Toast’s latest quarterly earnings were marked by the announcement of a 10% headcount reduction, even as subscription revenues increased but growth across some metrics slowed.

As reported Thursday (Feb. 15) after the markets closed, the company said it was trimming 550 positions.

CEO Aman Narang said on the call that staffing cuts came because the company grew its team “too quickly” in some areas.

Investors sent the shares 1% higher after hours. 

Delving into the company’s results, the CEO said the company added more than 6,000 new locations in the latest quarter, to more than 106,000. The company has doubled its Flywheel Markets through the past year, defined as markets where it has more than 20% market share.

Slowing Growth Metrics

The company noted in its earnings materials that total revenues were up 35% year over year (YoY) in the December quarter to more than $1 billion, but that growth rate is slower than the more than 50% growth rate seen earlier in the year over corresponding periods in 2023. Subscription revenues were up 49%, down from more than 70% logged earlier in 2023.  

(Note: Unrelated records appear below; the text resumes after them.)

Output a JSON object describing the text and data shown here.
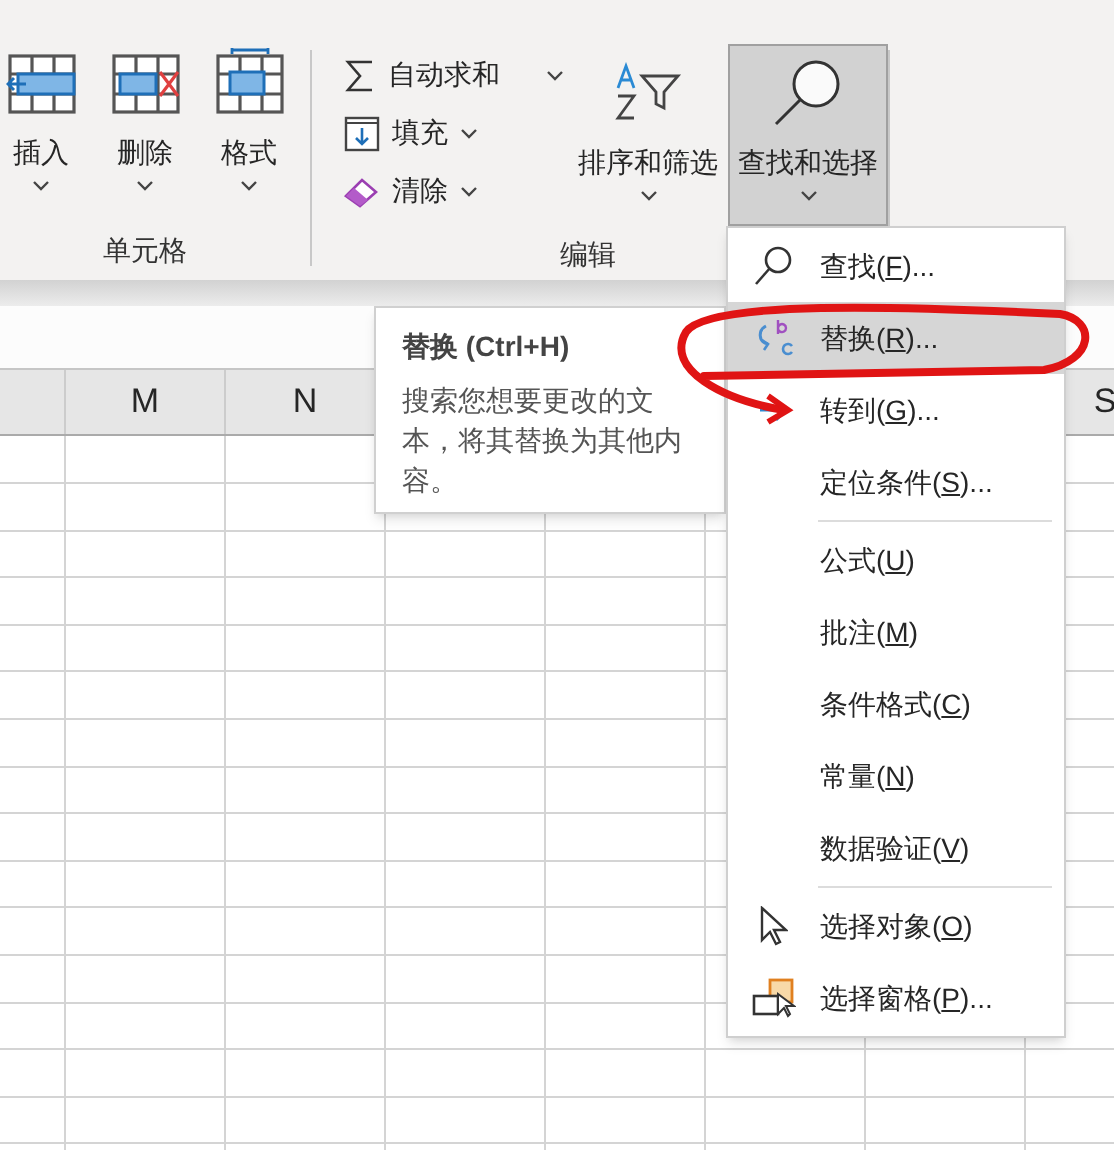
{
  "ribbon": {
    "cells_group": {
      "label": "单元格",
      "buttons": [
        {
          "label": "插入"
        },
        {
          "label": "删除"
        },
        {
          "label": "格式"
        }
      ]
    },
    "editing_group": {
      "label": "编辑",
      "small_buttons": [
        {
          "label": "自动求和"
        },
        {
          "label": "填充"
        },
        {
          "label": "清除"
        }
      ],
      "large_buttons": [
        {
          "label": "排序和筛选",
          "selected": false
        },
        {
          "label": "查找和选择",
          "selected": true
        }
      ]
    }
  },
  "column_headers": [
    "M",
    "N",
    "S"
  ],
  "tooltip": {
    "title": "替换 (Ctrl+H)",
    "description": "搜索您想要更改的文本，将其替换为其他内容。"
  },
  "menu": [
    {
      "kind": "item",
      "before": "查找(",
      "key": "F",
      "after": ")...",
      "selected": false
    },
    {
      "kind": "item",
      "before": "替换(",
      "key": "R",
      "after": ")...",
      "selected": true
    },
    {
      "kind": "item",
      "before": "转到(",
      "key": "G",
      "after": ")...",
      "selected": false
    },
    {
      "kind": "item",
      "before": "定位条件(",
      "key": "S",
      "after": ")...",
      "selected": false
    },
    {
      "kind": "separator"
    },
    {
      "kind": "item",
      "before": "公式(",
      "key": "U",
      "after": ")",
      "selected": false
    },
    {
      "kind": "item",
      "before": "批注(",
      "key": "M",
      "after": ")",
      "selected": false
    },
    {
      "kind": "item",
      "before": "条件格式(",
      "key": "C",
      "after": ")",
      "selected": false
    },
    {
      "kind": "item",
      "before": "常量(",
      "key": "N",
      "after": ")",
      "selected": false
    },
    {
      "kind": "item",
      "before": "数据验证(",
      "key": "V",
      "after": ")",
      "selected": false
    },
    {
      "kind": "separator"
    },
    {
      "kind": "item",
      "before": "选择对象(",
      "key": "O",
      "after": ")",
      "selected": false
    },
    {
      "kind": "item",
      "before": "选择窗格(",
      "key": "P",
      "after": ")...",
      "selected": false
    }
  ]
}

“We believe there’s runway in our existing markets to continue to scale locations, while also increasing … product innovation,” the CEO said. The company materials show that annualized recurring revenue run rates were 35% in the most recent quarter, down from YoY growth seen as recently as the beginning of the year.   

“SMBs [small to mid-sized businesses] continue to drive the majority of our growth,” said Narang, who added, “We see tremendous runway there.” He said that the lines between retail and restaurants continues to “blur,” and many firms want a single system, with a single back end that they can use to track and manage all facets of their operations.

CFO Elena Gomez said on the call that non-payment-related FinTech solutions led by Toast Capital contributed $34 million in gross profit in the most recent quarter. 

Looking ahead, in the current quarter, Gomez said, the company expects 22% top line growth, and the lower growth is in part tied to weather-related headwinds. Net location additions will be seasonal, she said, with about 5,500 additions in the current quarter. 

Asked on the call about the status of Toast Capital, management said that the operations are performing well and that default rates are in line with expectations.